Whatever. Clearly Coulter believes we have labored too long at the Afghanistan conflict, which is turning into a "permanent war." She obviously prefers a splendid little war like Operation Watch Our Cakewalk in Iraq, now seven and a half years young. She gives the usual reasons for defending Bush War II: Iraq was a state sponsor of terrorism, was attempting to build nuclear weapons, had used "weapons of mass destructions" against Iranians and Kurds, etc. But she makes clear her belief that the war in Iraq would have been worth fighting even if that nation had not been ruled by the villain from Central Casting.

"If Saddam Hussein had been a peach," wrote Coulter, "it would still be a major victory in the war on terrorism to have a Muslim Israel in that part of the globe, and it sure wasn't going to be Afghanistan (literacy rate, 19 percent; life expectancy, 44 years; working toilets, 7)."  Well, you can't have it stated more clearly than that: the unalienable but uniquely American right to conquer any far-off land that is not Israel.

"Iraq had a young, educated, pro-Western populace that was ideal for regime change." Surely, that's a good enough reason to invade a nation and change their government for them.

Iraq "had vast oil reserves; and is situated at the heart of a critical region." Well, there you go. The Iraqis have what we want and are situated where we want to be. So no offense, Babylonians, but you are standing where we see a need to bomb, strafe, shoot, and roll our tanks across your land. We regret, of course, the inconvenience, the collateral damage, and all that sort of thing. 
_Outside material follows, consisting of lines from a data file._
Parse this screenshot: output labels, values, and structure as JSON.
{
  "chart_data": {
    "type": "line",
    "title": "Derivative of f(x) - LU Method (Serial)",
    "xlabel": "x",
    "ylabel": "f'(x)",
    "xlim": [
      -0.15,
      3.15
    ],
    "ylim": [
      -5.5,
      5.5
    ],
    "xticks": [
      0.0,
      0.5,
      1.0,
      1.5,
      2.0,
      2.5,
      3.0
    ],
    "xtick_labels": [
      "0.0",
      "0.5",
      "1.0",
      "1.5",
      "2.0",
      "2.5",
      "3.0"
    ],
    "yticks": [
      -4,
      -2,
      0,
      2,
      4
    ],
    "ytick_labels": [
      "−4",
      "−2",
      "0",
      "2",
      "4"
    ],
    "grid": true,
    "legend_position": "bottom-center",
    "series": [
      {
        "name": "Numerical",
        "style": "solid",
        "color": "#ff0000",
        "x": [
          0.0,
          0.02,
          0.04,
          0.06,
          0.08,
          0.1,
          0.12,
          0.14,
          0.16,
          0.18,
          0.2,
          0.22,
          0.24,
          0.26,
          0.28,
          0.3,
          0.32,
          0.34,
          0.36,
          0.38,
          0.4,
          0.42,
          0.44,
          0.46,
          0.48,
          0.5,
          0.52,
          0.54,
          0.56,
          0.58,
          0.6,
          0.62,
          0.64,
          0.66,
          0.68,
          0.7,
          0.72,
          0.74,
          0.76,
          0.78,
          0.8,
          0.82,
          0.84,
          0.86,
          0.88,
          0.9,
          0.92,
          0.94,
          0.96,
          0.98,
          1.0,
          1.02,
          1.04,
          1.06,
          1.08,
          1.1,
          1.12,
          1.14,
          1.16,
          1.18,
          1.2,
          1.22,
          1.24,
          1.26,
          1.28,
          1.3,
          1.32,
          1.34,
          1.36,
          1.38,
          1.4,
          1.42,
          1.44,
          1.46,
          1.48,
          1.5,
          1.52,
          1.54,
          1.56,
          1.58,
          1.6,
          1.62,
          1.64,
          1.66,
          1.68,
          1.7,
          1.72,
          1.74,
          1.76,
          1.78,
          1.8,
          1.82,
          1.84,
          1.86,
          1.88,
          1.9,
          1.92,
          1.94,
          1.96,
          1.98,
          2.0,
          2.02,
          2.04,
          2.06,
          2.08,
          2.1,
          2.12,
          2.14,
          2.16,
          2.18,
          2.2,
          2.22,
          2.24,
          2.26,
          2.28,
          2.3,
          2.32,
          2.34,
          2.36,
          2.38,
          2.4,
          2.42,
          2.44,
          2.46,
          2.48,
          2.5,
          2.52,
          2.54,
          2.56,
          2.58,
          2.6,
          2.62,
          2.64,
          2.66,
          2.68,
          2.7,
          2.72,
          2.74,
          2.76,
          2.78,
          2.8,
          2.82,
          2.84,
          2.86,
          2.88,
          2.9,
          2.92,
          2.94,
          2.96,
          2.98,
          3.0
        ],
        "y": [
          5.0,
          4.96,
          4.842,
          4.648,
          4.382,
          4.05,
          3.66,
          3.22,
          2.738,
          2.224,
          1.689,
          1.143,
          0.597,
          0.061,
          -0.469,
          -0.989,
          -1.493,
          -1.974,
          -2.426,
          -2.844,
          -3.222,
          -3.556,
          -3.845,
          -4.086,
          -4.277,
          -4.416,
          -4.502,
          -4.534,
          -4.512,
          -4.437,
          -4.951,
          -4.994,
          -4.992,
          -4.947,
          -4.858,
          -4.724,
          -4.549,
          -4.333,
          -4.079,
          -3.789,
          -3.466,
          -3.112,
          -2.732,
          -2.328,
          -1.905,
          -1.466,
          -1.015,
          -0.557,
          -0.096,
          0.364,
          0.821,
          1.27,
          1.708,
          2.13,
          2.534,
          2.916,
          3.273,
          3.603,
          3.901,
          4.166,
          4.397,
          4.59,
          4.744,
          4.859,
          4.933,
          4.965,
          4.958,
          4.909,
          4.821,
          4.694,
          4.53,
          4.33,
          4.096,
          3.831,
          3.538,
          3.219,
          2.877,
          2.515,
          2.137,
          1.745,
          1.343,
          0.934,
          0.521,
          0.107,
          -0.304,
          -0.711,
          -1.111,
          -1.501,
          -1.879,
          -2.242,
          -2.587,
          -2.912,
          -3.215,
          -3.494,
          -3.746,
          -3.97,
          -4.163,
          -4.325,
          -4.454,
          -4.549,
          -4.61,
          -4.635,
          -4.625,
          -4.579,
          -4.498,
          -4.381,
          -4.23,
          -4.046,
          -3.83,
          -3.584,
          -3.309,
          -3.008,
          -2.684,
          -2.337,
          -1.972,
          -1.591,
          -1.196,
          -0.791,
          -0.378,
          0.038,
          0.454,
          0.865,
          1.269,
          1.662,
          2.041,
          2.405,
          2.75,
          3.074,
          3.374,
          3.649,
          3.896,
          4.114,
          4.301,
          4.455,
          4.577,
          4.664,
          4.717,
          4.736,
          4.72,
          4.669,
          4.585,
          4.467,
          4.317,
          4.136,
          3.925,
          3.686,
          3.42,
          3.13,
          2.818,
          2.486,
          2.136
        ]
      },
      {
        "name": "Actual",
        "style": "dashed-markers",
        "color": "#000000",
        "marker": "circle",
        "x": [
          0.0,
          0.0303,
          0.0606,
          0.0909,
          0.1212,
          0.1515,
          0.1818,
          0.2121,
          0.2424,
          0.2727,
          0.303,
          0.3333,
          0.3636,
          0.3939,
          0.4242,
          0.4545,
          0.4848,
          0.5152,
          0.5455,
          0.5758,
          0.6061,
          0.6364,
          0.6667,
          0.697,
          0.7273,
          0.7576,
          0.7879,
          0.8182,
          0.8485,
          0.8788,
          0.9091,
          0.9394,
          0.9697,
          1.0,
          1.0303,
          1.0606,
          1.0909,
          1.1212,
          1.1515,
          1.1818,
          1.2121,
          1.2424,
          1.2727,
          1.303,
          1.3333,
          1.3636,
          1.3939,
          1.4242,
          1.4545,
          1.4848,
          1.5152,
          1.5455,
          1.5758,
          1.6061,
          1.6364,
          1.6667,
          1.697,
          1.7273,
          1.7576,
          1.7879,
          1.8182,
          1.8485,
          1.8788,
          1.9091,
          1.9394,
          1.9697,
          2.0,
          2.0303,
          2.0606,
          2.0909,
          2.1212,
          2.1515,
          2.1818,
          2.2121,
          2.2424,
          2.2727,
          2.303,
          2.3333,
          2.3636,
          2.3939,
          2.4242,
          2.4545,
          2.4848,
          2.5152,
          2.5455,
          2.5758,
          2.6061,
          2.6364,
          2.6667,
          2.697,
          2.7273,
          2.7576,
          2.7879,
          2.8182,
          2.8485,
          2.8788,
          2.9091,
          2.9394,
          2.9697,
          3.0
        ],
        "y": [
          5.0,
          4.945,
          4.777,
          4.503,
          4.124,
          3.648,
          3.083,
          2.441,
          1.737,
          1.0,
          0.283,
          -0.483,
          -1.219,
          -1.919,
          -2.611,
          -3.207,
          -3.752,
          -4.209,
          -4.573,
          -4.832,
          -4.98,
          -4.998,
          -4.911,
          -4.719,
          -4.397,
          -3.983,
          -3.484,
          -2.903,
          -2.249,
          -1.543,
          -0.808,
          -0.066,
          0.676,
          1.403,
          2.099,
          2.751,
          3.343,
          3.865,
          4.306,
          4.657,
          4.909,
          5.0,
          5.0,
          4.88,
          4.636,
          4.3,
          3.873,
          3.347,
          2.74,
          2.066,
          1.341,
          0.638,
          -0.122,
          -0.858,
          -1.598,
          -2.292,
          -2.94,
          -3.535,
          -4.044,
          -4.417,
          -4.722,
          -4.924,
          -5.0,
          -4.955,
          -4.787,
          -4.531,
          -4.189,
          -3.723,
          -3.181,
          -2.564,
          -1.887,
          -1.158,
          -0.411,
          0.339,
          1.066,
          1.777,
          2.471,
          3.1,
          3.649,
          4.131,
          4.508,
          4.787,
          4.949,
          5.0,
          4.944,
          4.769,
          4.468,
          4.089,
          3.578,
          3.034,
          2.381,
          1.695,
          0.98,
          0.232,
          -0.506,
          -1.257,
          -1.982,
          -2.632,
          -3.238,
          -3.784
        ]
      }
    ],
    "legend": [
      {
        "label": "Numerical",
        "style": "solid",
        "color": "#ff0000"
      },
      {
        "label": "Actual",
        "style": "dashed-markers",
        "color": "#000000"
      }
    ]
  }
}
Coulter is not likely to join a peace march any time soon, but at least she has taken a dislike to one American war, if only because it offers such a meager return on our investment in bullets, bombs, and bloodshed. ("Everyone knows it's not worth the trouble and resources to take a nation of rocks and brigands.") Perhaps that's an encouraging sign, but it is also a major cause of embarrassment for the Republican Party and its neoconservative warlords. It was bad enough several years ago when America was being lectured to by the Germans on the dangers of militarism. But the Grand Old Party has come to a pretty pass when it finds Ann Coulter up in arms over its attachment to "permanent war."